We construct 3-level HLM models to examine whether classroom quality changed over 3 years and what teacher and program characteristics predict overall classroom quality. Results show that the mean scores for Engaged Support for Learning decreased from 2010 to 2012, but the means for Emotional and Behavioral Support remained consistent over time. Among staff characteristics examined in the models, teacher education and teacher-parent relationships were positively associated with classroom quality, while teacher depressive symptoms were negatively associated with classroom quality. None of the program characteristics in the models were related to classroom quality.

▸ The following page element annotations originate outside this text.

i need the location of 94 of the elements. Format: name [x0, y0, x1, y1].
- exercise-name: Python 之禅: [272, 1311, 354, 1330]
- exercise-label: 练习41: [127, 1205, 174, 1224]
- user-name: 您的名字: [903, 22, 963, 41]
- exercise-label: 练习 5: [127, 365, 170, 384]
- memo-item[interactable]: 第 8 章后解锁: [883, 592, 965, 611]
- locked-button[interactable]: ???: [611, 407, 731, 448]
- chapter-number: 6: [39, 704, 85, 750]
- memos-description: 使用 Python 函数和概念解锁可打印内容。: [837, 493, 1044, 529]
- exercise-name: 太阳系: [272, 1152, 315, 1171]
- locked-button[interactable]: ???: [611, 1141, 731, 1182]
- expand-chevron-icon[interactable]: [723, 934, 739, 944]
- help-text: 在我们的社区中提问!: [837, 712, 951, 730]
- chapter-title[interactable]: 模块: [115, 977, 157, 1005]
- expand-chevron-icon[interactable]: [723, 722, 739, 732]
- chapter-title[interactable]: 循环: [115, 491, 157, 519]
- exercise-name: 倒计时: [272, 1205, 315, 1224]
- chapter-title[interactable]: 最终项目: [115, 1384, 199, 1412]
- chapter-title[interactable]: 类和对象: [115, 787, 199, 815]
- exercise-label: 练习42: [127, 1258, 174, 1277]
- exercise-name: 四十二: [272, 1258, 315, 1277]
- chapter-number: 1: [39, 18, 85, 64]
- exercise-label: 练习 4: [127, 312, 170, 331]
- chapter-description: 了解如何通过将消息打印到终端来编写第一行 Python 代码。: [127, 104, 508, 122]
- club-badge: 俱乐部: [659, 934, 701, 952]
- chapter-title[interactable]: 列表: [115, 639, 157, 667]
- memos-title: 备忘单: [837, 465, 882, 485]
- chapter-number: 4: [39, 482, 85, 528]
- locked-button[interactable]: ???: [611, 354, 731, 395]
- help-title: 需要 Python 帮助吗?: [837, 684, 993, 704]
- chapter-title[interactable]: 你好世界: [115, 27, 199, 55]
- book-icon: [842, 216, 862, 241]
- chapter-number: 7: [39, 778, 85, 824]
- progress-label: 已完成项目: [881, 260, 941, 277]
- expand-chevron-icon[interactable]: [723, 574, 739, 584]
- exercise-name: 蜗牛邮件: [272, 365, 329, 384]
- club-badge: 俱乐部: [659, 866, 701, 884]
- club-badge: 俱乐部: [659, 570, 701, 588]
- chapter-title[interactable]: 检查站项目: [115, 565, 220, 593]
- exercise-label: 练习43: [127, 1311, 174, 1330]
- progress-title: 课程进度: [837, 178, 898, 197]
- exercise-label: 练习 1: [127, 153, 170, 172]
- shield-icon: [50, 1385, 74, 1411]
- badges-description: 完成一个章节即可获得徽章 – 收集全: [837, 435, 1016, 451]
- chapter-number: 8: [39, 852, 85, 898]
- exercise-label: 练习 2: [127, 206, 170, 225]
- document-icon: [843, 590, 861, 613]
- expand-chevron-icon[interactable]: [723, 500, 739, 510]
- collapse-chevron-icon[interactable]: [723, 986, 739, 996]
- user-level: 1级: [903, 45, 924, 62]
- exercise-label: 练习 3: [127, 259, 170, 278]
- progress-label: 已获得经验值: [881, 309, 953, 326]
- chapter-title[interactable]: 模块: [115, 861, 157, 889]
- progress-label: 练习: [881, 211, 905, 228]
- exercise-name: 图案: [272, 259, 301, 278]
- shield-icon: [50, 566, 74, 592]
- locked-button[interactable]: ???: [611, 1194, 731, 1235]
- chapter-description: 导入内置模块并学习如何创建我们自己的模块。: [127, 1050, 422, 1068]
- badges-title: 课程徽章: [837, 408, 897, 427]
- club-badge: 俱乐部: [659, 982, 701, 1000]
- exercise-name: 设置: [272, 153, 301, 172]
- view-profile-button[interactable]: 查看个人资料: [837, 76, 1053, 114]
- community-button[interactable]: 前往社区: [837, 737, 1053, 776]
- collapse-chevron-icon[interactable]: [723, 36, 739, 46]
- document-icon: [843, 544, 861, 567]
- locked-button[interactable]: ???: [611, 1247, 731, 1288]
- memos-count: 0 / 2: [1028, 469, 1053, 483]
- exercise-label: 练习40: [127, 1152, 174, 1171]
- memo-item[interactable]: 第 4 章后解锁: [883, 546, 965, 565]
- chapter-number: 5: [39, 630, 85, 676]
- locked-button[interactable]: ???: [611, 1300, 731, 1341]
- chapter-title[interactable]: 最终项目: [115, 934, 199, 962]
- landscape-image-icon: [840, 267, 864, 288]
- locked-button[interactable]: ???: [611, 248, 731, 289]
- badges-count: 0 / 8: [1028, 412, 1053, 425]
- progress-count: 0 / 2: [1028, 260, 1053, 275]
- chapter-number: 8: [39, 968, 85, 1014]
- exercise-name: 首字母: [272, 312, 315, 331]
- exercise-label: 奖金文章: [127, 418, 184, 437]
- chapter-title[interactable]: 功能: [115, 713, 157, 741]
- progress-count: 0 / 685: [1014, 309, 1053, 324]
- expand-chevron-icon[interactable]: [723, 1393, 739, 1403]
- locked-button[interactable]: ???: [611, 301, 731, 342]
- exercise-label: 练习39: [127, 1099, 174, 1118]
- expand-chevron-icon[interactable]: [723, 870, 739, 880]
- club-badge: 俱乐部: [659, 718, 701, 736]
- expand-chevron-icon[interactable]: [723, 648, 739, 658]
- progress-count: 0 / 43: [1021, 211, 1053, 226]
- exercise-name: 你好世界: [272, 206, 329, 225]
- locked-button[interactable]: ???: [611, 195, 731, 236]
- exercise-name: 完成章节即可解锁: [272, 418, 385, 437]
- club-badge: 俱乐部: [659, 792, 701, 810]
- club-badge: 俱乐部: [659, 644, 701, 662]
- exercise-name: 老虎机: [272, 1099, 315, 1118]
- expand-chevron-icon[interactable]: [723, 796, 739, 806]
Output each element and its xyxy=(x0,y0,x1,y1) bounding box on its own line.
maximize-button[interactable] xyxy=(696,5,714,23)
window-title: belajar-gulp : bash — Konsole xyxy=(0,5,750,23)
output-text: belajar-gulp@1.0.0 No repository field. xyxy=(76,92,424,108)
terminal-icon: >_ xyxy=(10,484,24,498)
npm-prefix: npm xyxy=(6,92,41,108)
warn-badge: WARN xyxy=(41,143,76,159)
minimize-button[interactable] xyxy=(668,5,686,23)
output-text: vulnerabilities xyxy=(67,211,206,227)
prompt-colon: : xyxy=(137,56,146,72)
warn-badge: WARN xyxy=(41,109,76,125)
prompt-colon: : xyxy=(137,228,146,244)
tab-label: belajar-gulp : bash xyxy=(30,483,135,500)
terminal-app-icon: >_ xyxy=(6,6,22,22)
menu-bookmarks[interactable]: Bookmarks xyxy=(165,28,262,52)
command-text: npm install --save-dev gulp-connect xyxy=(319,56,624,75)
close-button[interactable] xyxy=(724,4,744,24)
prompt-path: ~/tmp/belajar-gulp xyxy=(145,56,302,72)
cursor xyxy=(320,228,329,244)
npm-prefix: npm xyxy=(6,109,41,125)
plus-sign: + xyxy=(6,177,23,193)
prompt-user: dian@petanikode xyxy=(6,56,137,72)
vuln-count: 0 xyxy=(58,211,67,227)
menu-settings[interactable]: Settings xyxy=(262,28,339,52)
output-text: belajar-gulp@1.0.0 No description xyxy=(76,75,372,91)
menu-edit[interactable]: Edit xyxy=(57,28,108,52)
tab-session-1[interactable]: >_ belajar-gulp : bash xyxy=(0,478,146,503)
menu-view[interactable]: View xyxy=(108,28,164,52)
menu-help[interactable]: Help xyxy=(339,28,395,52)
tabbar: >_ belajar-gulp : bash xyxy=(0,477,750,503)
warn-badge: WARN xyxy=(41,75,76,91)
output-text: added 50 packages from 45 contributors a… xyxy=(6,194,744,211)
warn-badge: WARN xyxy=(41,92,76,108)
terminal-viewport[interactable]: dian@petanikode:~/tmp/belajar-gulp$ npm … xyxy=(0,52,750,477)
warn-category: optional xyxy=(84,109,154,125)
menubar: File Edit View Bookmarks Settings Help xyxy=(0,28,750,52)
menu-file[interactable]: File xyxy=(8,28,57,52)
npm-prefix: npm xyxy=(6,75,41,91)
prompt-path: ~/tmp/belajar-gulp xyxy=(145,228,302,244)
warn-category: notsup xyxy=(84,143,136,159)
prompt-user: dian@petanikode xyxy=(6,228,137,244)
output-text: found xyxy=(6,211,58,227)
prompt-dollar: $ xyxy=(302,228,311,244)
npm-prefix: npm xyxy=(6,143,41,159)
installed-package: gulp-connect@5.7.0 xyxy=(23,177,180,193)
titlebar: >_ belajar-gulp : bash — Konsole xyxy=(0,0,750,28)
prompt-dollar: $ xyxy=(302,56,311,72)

The analyses linking classroom quality and child outcomes demonstrate some evidence of threshold effects. We find that the associations between quality and some child outcomes were stronger in classrooms scoring in the higher quality range than in classrooms in the lower quality range. In general, these findings are consistent with the research literature that examines threshold effects in the relationships between classroom quality and preschool children’s outcomes.